Urbanization in Indonesia proceeds rapidly. During the past decades and, in line with Asian urbanization trends, Indonesia has witnessed a significant economic growth accompanied by a rapid population shift from rural to urban areas. By 2035, it is predicted that the urban population will be twice as much as the population living in rural areas. The massive urban population growth is concentrated in a rather small number of mega-urban areas. Jakarta Metropolitan Area, commonly known as “Jabodetabek”, an acronym made up of the initial letters of the administrative units which form the region, is the most important of them.

The fast urbanization increased and still increases the need for providing more housing, infrastructure and services. Since the 1970s, and in some cases, even before, the public and private sectors are associated in the development and construction of a large number of new towns as a way to meet the related challenges. Local governments play a significant role in this process as they grant building permits. In search of economic development they often modify planning instruments to allow new real estate developments.

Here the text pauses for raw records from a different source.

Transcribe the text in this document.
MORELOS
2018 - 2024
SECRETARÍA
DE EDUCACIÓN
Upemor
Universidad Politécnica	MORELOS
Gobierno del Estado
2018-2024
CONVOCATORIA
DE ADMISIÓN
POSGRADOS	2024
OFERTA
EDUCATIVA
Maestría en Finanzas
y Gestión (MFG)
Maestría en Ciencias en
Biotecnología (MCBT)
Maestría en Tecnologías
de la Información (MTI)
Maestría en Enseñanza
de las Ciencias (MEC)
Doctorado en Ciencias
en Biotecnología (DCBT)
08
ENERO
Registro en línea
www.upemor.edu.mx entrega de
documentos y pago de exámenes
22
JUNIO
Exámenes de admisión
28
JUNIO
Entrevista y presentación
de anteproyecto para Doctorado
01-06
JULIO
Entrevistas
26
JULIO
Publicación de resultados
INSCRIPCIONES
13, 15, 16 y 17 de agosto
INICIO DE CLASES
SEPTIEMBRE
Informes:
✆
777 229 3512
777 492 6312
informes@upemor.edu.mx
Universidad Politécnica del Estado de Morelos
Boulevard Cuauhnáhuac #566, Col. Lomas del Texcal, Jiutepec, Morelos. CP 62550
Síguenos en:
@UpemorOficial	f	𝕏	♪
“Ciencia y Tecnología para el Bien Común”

On this background, and under the influence of the Sustainable Development Goals and the New Urban Agenda, sustainable development is receiving increasing attention among policy makers, urban managers, developers and civil society organizations. Over the past decades a private sector led urban governance model has evolved in satellite cities, and it has consolidated slowly in Indonesia. Within this framework private developers assume broad responsibilities for constructing and managing suburban areas (Firman and Fahmi, 2017, Kenichiro, 2015). The model has been widely accepted and supported by most parties in the country, including the government, and it has been exported to neighboring countries like Vietnam, Malaysia and the Philippines (Dieleman, 2011). This project "Cooperation for Sustainable Urbanization", abbreviated as CfSU, aims to take the great challenge of the time to find ways how to make the model more sustainable, i.e. inclusive and socially integrative, environmentally friendly and still economically viable under changed framework conditions.